Nearby, the remaining cultivators of the group are hard at work on the precipitous slopes of Avon Gorge. Jo Scofield has cultivated over one hundred fifty vines perched on ledges in her expansive property, which descends towards the muddy River Avon. "People are always surprised," she notes, indicating the interwoven vineyard. "It's astonishing to them they are viewing rows of vines in a urban neighborhood."

Today, the filmmaker, 60, is harvesting clusters of dusty purple Rondo grapes from lines of vines arranged along the hillside with the help of her daughter, Luca. The conservationist, a wildlife and conservation film-maker who has contributed to Netflix's nature programming and television network's gardening shows, was inspired to plant grapes after seeing her neighbor's grapevines. She's discovered that amateurs can make interesting, enjoyable traditional vintage, which can sell for upwards of ÂŁ7 a serving in the increasing quantity of establishments specialising in minimal-intervention wines. "It is deeply rewarding that you can actually make good, natural wine," she says. "It is quite fashionable, but really it's resurrecting an traditional method of producing vintage."

"During foot-stomping the fruit, all the wild yeasts come off the surfaces and enter the juice," explains the winemaker, partially submerged in a bucket of small branches, seeds and crimson juice. "This represents how vintages were historically produced, but industrial wineries add preservatives to eliminate the wild yeast and subsequently incorporate a commercially produced yeast."

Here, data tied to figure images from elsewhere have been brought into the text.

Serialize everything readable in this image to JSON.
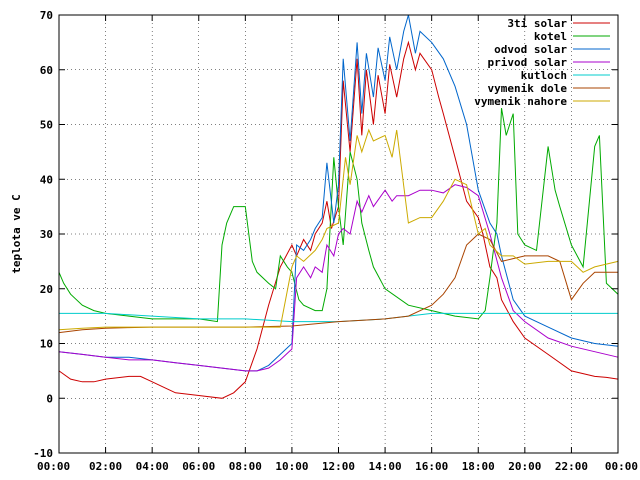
{
  "chart_data": {
    "type": "line",
    "title": "",
    "xlabel": "",
    "ylabel": "teplota ve C",
    "xlim": [
      0,
      24
    ],
    "ylim": [
      -10,
      70
    ],
    "grid": true,
    "legend_placement": "top-right",
    "x_ticks": [
      "00:00",
      "02:00",
      "04:00",
      "06:00",
      "08:00",
      "10:00",
      "12:00",
      "14:00",
      "16:00",
      "18:00",
      "20:00",
      "22:00",
      "00:00"
    ],
    "x_tick_values": [
      0,
      2,
      4,
      6,
      8,
      10,
      12,
      14,
      16,
      18,
      20,
      22,
      24
    ],
    "y_ticks": [
      "-10",
      "0",
      "10",
      "20",
      "30",
      "40",
      "50",
      "60",
      "70"
    ],
    "y_tick_values": [
      -10,
      0,
      10,
      20,
      30,
      40,
      50,
      60,
      70
    ],
    "series": [
      {
        "name": "3ti solar",
        "color": "#cc0000",
        "x": [
          0,
          0.5,
          1,
          1.5,
          2,
          3,
          3.5,
          4,
          4.5,
          5,
          6,
          7,
          7.5,
          8,
          8.5,
          9,
          9.5,
          10,
          10.2,
          10.5,
          10.8,
          11,
          11.3,
          11.5,
          11.7,
          12,
          12.2,
          12.5,
          12.8,
          13,
          13.2,
          13.5,
          13.7,
          14,
          14.2,
          14.5,
          14.8,
          15,
          15.3,
          15.5,
          16,
          16.3,
          16.5,
          17,
          17.5,
          18,
          18.2,
          18.5,
          18.8,
          19,
          19.5,
          20,
          21,
          22,
          23,
          23.5,
          24
        ],
        "y": [
          5,
          3.5,
          3,
          3,
          3.5,
          4,
          4,
          3,
          2,
          1,
          0.5,
          0,
          1,
          3,
          9,
          17,
          24,
          28,
          26,
          29,
          27,
          30,
          32,
          36,
          31,
          35,
          58,
          45,
          62,
          48,
          60,
          50,
          59,
          52,
          61,
          55,
          62,
          65,
          60,
          63,
          60,
          55,
          52,
          44,
          36,
          33,
          30,
          24,
          22,
          18,
          14,
          11,
          8,
          5,
          4,
          3.8,
          3.5
        ]
      },
      {
        "name": "kotel",
        "color": "#00aa00",
        "x": [
          0,
          0.2,
          0.5,
          1,
          1.5,
          2,
          3,
          4,
          5,
          6,
          6.8,
          7,
          7.2,
          7.5,
          8,
          8.3,
          8.5,
          9,
          9.3,
          9.5,
          9.8,
          10,
          10.3,
          10.5,
          11,
          11.3,
          11.5,
          11.8,
          12,
          12.2,
          12.5,
          12.8,
          13,
          13.3,
          13.5,
          14,
          15,
          16,
          17,
          18,
          18.3,
          18.5,
          18.8,
          19,
          19.2,
          19.5,
          19.7,
          20,
          20.5,
          21,
          21.3,
          21.5,
          22,
          22.5,
          23,
          23.2,
          23.5,
          24
        ],
        "y": [
          23,
          21,
          19,
          17,
          16,
          15.5,
          15,
          14.5,
          14.5,
          14.5,
          14,
          28,
          32,
          35,
          35,
          25,
          23,
          21,
          20,
          26,
          24,
          23,
          18,
          17,
          16,
          16,
          20,
          44,
          35,
          28,
          45,
          40,
          32,
          27,
          24,
          20,
          17,
          16,
          15,
          14.5,
          16,
          22,
          32,
          53,
          48,
          52,
          30,
          28,
          27,
          46,
          38,
          35,
          28,
          24,
          46,
          48,
          21,
          19
        ]
      },
      {
        "name": "odvod solar",
        "color": "#0066cc",
        "x": [
          0,
          1,
          2,
          3,
          4,
          5,
          6,
          7,
          8,
          8.5,
          9,
          9.5,
          10,
          10.2,
          10.5,
          10.8,
          11,
          11.3,
          11.5,
          11.8,
          12,
          12.2,
          12.5,
          12.8,
          13,
          13.2,
          13.5,
          13.7,
          14,
          14.2,
          14.5,
          14.8,
          15,
          15.3,
          15.5,
          16,
          16.5,
          17,
          17.5,
          18,
          18.5,
          18.8,
          19,
          19.5,
          20,
          21,
          22,
          23,
          24
        ],
        "y": [
          8.5,
          8,
          7.5,
          7.5,
          7,
          6.5,
          6,
          5.5,
          5,
          5,
          6,
          8,
          10,
          28,
          27,
          29,
          31,
          33,
          43,
          32,
          39,
          62,
          47,
          65,
          52,
          63,
          55,
          64,
          58,
          66,
          60,
          67,
          70,
          63,
          67,
          65,
          62,
          57,
          50,
          38,
          32,
          30,
          26,
          18,
          15,
          13,
          11,
          10,
          9.5
        ]
      },
      {
        "name": "privod solar",
        "color": "#aa00cc",
        "x": [
          0,
          1,
          2,
          3,
          4,
          5,
          6,
          7,
          8,
          8.5,
          9,
          9.5,
          10,
          10.2,
          10.5,
          10.8,
          11,
          11.3,
          11.5,
          11.8,
          12,
          12.2,
          12.5,
          12.8,
          13,
          13.3,
          13.5,
          14,
          14.3,
          14.5,
          15,
          15.5,
          16,
          16.5,
          17,
          17.5,
          18,
          18.5,
          19,
          19.5,
          20,
          21,
          22,
          23,
          24
        ],
        "y": [
          8.5,
          8,
          7.5,
          7,
          7,
          6.5,
          6,
          5.5,
          5,
          5,
          5.5,
          7,
          9,
          22,
          24,
          22,
          24,
          23,
          28,
          26,
          30,
          31,
          30,
          36,
          34,
          37,
          35,
          38,
          36,
          37,
          37,
          38,
          38,
          37.5,
          39,
          38.5,
          37,
          30,
          22,
          16,
          14,
          11,
          9.5,
          8.5,
          7.5
        ]
      },
      {
        "name": "kutloch",
        "color": "#00cccc",
        "x": [
          0,
          2,
          4,
          6,
          8,
          10,
          12,
          14,
          16,
          18,
          20,
          22,
          24
        ],
        "y": [
          15.5,
          15.5,
          15,
          14.5,
          14.5,
          14,
          14,
          14.5,
          15.5,
          15.5,
          15.5,
          15.5,
          15.5
        ]
      },
      {
        "name": "vymenik dole",
        "color": "#aa4400",
        "x": [
          0,
          1,
          2,
          3,
          4,
          6,
          8,
          10,
          12,
          14,
          15,
          16,
          16.5,
          17,
          17.5,
          18,
          18.5,
          19,
          19.5,
          20,
          21,
          21.5,
          22,
          22.5,
          23,
          24
        ],
        "y": [
          12,
          12.5,
          12.8,
          12.9,
          13,
          13,
          13,
          13.2,
          14,
          14.5,
          15,
          17,
          19,
          22,
          28,
          30,
          29,
          25,
          25.5,
          26,
          26,
          25,
          18,
          21,
          23,
          23
        ]
      },
      {
        "name": "vymenik nahore",
        "color": "#ccaa00",
        "x": [
          0,
          1,
          2,
          3,
          4,
          6,
          8,
          9.5,
          10,
          10.2,
          10.5,
          11,
          11.3,
          11.5,
          12,
          12.3,
          12.5,
          12.8,
          13,
          13.3,
          13.5,
          14,
          14.3,
          14.5,
          15,
          15.5,
          16,
          16.5,
          17,
          17.5,
          18,
          18.3,
          18.5,
          19,
          19.5,
          20,
          21,
          22,
          22.5,
          23,
          24
        ],
        "y": [
          12.5,
          12.8,
          13,
          13,
          13,
          13,
          13,
          13,
          24,
          26,
          25,
          27,
          29,
          31,
          32,
          44,
          39,
          48,
          45,
          49,
          47,
          48,
          44,
          49,
          32,
          33,
          33,
          36,
          40,
          39,
          30,
          31,
          28,
          26,
          26,
          24.5,
          25,
          25,
          23,
          24,
          25
        ]
      }
    ]
  }
}
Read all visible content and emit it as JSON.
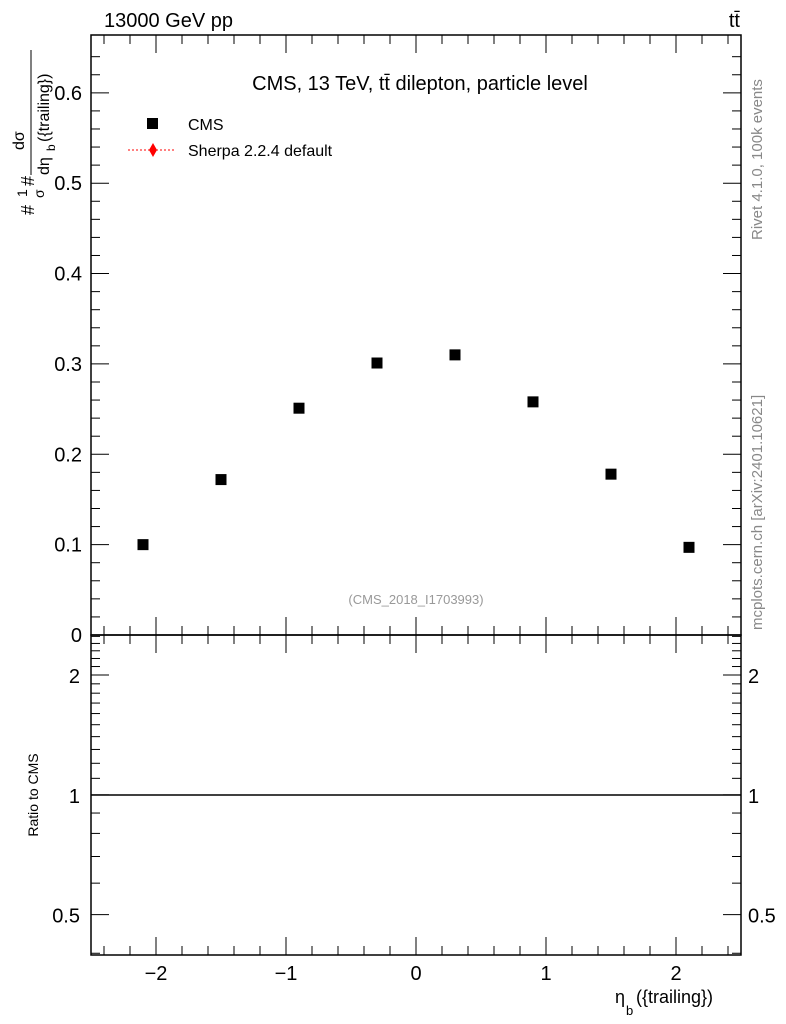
{
  "header": {
    "left": "13000 GeV pp",
    "right": "tt̄"
  },
  "side_labels": {
    "rivet": "Rivet 4.1.0,  100k events",
    "mcplots": "mcplots.cern.ch [arXiv:2401.10621]"
  },
  "chart_data": {
    "type": "scatter",
    "title": "CMS, 13 TeV, tt̄ dilepton, particle level",
    "analysis_label": "(CMS_2018_I1703993)",
    "ylabel": "#frac{1}{σ}#frac{dσ}{dη_b({trailing})}",
    "ylabel_parts": {
      "frac1": "1",
      "sigma": "σ",
      "hash": "#",
      "dsigma": "dσ",
      "deta": "dη",
      "sub": "b",
      "paren": "({trailing})"
    },
    "xlabel": "η",
    "xlabel_sub": "b",
    "xlabel_rest": "({trailing})",
    "xlim": [
      -2.5,
      2.5
    ],
    "ylim": [
      0,
      0.664
    ],
    "x_ticks": [
      -2,
      -1,
      0,
      1,
      2
    ],
    "x_tick_labels": [
      "−2",
      "−1",
      "0",
      "1",
      "2"
    ],
    "y_ticks": [
      0,
      0.1,
      0.2,
      0.3,
      0.4,
      0.5,
      0.6
    ],
    "y_tick_labels": [
      "0",
      "0.1",
      "0.2",
      "0.3",
      "0.4",
      "0.5",
      "0.6"
    ],
    "legend": [
      {
        "name": "CMS",
        "color": "#000000",
        "marker": "square"
      },
      {
        "name": "Sherpa 2.2.4 default",
        "color": "#ff0000",
        "marker": "diamond",
        "line": "dotted"
      }
    ],
    "legend_position": "top-left",
    "series": [
      {
        "name": "CMS",
        "x": [
          -2.1,
          -1.5,
          -0.9,
          -0.3,
          0.3,
          0.9,
          1.5,
          2.1
        ],
        "y": [
          0.1,
          0.172,
          0.251,
          0.301,
          0.31,
          0.258,
          0.178,
          0.097
        ]
      }
    ],
    "ratio": {
      "ylabel": "Ratio to CMS",
      "scale": "log",
      "ylim": [
        0.396,
        2.52
      ],
      "y_ticks": [
        0.5,
        1,
        2
      ],
      "y_tick_labels": [
        "0.5",
        "1",
        "2"
      ],
      "reference": 1
    }
  }
}
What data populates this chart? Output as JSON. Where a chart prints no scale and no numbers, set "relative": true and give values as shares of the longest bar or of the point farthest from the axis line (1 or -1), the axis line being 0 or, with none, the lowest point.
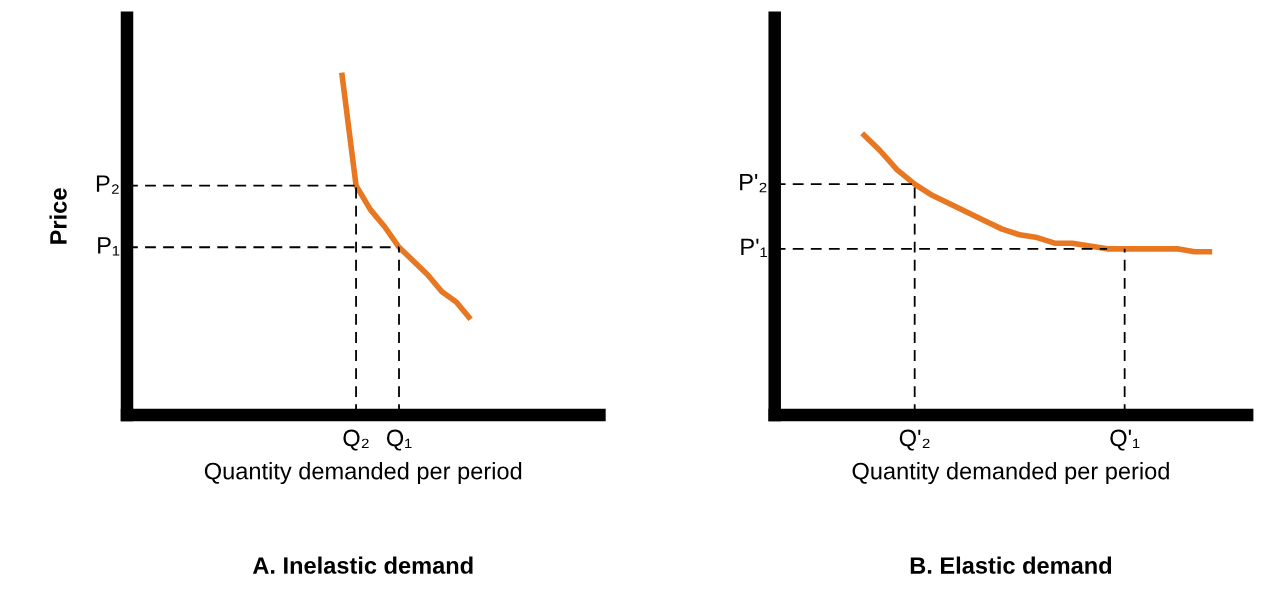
{
  "chart_data": [
    {
      "type": "line",
      "relative": true,
      "title": "A. Inelastic demand",
      "xlabel": "Quantity demanded per period",
      "ylabel": "Price",
      "categories": [
        null,
        null,
        null,
        null,
        null,
        null,
        null,
        null,
        null,
        null,
        null,
        null,
        null,
        null,
        null,
        null,
        "Q₂",
        null,
        null,
        "Q₁",
        null,
        null,
        null,
        null,
        null,
        null,
        null,
        null,
        null,
        null,
        null,
        null,
        null,
        null
      ],
      "series": [
        {
          "color": "#e87722",
          "values": [
            null,
            null,
            null,
            null,
            null,
            null,
            null,
            null,
            null,
            null,
            null,
            null,
            null,
            null,
            null,
            1,
            0.67,
            0.6,
            0.55,
            0.49,
            0.45,
            0.41,
            0.36,
            0.33,
            0.28,
            null,
            null,
            null,
            null,
            null,
            null,
            null,
            null,
            null
          ]
        }
      ],
      "ref_lines": [
        {
          "axis": "y",
          "value": 0.67,
          "label": "P₂",
          "line_style": "dashed",
          "color": "#000000"
        },
        {
          "axis": "y",
          "value": 0.49,
          "label": "P₁",
          "line_style": "dashed",
          "color": "#000000"
        },
        {
          "axis": "x",
          "value": "Q₂",
          "line_style": "dashed",
          "color": "#000000"
        },
        {
          "axis": "x",
          "value": "Q₁",
          "line_style": "dashed",
          "color": "#000000"
        }
      ]
    },
    {
      "type": "line",
      "relative": true,
      "title": "B. Elastic demand",
      "xlabel": "Quantity demanded per period",
      "categories": [
        null,
        null,
        null,
        null,
        null,
        null,
        null,
        null,
        "Q'₂",
        null,
        null,
        null,
        null,
        null,
        null,
        null,
        null,
        null,
        null,
        null,
        "Q'₁",
        null,
        null,
        null,
        null,
        null,
        null,
        null
      ],
      "series": [
        {
          "color": "#e87722",
          "values": [
            null,
            null,
            null,
            null,
            null,
            1,
            0.94,
            0.87,
            0.82,
            0.78,
            0.75,
            0.72,
            0.69,
            0.66,
            0.64,
            0.63,
            0.61,
            0.61,
            0.6,
            0.59,
            0.59,
            0.59,
            0.59,
            0.59,
            0.58,
            0.58,
            null,
            null
          ]
        }
      ],
      "ref_lines": [
        {
          "axis": "y",
          "value": 0.82,
          "label": "P'₂",
          "line_style": "dashed",
          "color": "#000000"
        },
        {
          "axis": "y",
          "value": 0.59,
          "label": "P'₁",
          "line_style": "dashed",
          "color": "#000000"
        },
        {
          "axis": "x",
          "value": "Q'₂",
          "line_style": "dashed",
          "color": "#000000"
        },
        {
          "axis": "x",
          "value": "Q'₁",
          "line_style": "dashed",
          "color": "#000000"
        }
      ]
    }
  ]
}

Difficult Conditions and Inventive Solutions

In the immediate vicinity sprightly retiree another cultivator, who inspired his neighbor to plant her vines, has gathered his friends to harvest white wine varieties from one hundred vines he has laid out neatly across two terraces. Reeve, a Lancashire-born physical education instructor who worked at the local university cultivated an interest in viticulture on annual sporting trips to Europe. But it is a challenge to grow this particular variety in the dampness of the valley, with cooling tides sweeping in and out from the nearby estuary. "I aimed to make French-style vintages here, which is a bit bonkers," admits the retiree with amusement. "Chardonnay is late to ripen and very sensitive to mildew."

"My goal was creating European-style vintages here, which is a bit bonkers"

The unpredictable local weather is not the sole problem faced by grape cultivators. The gardener has had to install a fence on

Danielle Nelson
Danielle Nelson

Lena is a health enthusiast and writer with a background in nutrition, sharing evidence-based tips for everyday wellness.